Apparently there’s a prescribed protocol for the psychological preparation of losing one’s hair during a chemotherapy regimen. First, you crop it into a very short cut to prepare yourself for the loss. Once it does actually begin to fall out, you shave it off to circumvent the uncomfortable, unsanitary process of shedding.
Conveniently, my mother-in-law is a cosmetologist and has come to perform the grim task of Step One for me. I give her free reign to chop it off in whatever style she sees fit. After all, whatever the outcome, it will only be there a couple of weeks.
Trying to festive-up the mood, she also brings along some hair dye to change up my light brown color, that I always leave as-is. I don’t really see the point in investing the product or the time to color hair that will be falling down the drain in a fortnight, but I don’t bother to refuse.
So the lovely, dark cinnamon color gets put on, and then we head to the garage where the real fun will take place. As opposed to watching the progress in a mirror, I’m pleased to be staring absently at the moving boxes piled in the corners of our small garage.
The chopping starts.
My husband, my father in law, and my son are sitting on the bumper of our car and watching the show. At some point, my son, Little H, climbs down and starts sweeping the piles of hair around the driveway. He’s forming a long pathway out of the clumps of long, wet strands. The genius child is creating a metaphorical pathway to ease me away from the locks. Yes, that, or he's randomly playing in the mess.
Meanwhile, my husband Bobby is smiling and nodding encouragingly. He looks excited; I can tell he likes the do and thinks I will too. A little variety now and then is good for a gal. This could be fun.
Then Bobby stops smiling. The hair is getting cropped closer to my scalp and the energy in the garage dies into a quiet. Clearly, it’s crossed the line from cute. I wonder if I’m going to cry when I see it.
We finish and I head inside to take my first look. No, I don’t cry. I just stare sadly at myself, alone in the bathroom mirror. There are dark bags under my tired eyes and the new dark color of my hair makes me look even more pale than I currently am. I look sick.
And then of course, there’s my hair itself, or lack thereof. It’s wispy and curls up around my ears and down my neck. It’s a little longer in the front, but very short down the back. I look a little something like Julia Roberts as Tinkerbell in Hook, except without the lovely face and glittery wings.

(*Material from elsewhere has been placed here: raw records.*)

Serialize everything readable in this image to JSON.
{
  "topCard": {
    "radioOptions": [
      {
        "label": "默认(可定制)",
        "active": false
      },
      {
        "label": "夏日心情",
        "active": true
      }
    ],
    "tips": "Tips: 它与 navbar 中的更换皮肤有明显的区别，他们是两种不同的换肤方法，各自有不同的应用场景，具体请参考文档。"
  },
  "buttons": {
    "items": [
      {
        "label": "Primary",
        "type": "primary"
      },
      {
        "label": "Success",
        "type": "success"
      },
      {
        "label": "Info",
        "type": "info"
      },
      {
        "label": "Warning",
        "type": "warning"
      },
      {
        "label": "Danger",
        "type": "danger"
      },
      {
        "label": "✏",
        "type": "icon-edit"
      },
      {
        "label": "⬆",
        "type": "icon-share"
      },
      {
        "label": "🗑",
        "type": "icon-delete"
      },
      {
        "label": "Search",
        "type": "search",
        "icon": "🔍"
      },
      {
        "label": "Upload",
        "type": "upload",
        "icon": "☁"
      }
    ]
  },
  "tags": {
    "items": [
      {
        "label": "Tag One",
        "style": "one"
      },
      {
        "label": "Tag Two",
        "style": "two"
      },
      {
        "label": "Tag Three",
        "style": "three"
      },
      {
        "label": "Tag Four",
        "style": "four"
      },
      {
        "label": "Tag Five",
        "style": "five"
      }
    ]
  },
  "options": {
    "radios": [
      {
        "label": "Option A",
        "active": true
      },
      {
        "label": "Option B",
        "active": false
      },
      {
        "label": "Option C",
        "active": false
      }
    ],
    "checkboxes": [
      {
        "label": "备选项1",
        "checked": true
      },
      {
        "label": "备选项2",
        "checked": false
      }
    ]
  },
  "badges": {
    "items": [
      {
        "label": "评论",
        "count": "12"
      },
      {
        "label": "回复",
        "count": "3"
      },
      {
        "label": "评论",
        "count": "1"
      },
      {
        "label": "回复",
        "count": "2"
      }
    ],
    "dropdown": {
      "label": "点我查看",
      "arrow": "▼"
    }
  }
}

I turn from side to side in front of the mirror and run my fingers through it. Who cuts their hair this short, really? I mean, if they’re not portraying a mini whimsical character, not an eighty-year old with a perm, or perhaps looking to attract another woman, who desires this look? Weird people, that’s who, I irrationally conclude.
With a glance, I will get pegged as a weirdo. Accurate or inaccurate, the summation has the same effect on my self-esteem.
When my hair begins to grow back at the end of the chemo regime, in the agonizingly slow process, I will actually be thrilled when it reaches this length, which I currently detest. But I have nearly a year of gaining perspective ahead. If ever you are unhappy with what you have, take more away and you’ll quickly realize you should have been happy before.
For now, I have a couple weeks of “Weirdo-Tinkerbell” until I become “Alien/Sickie.”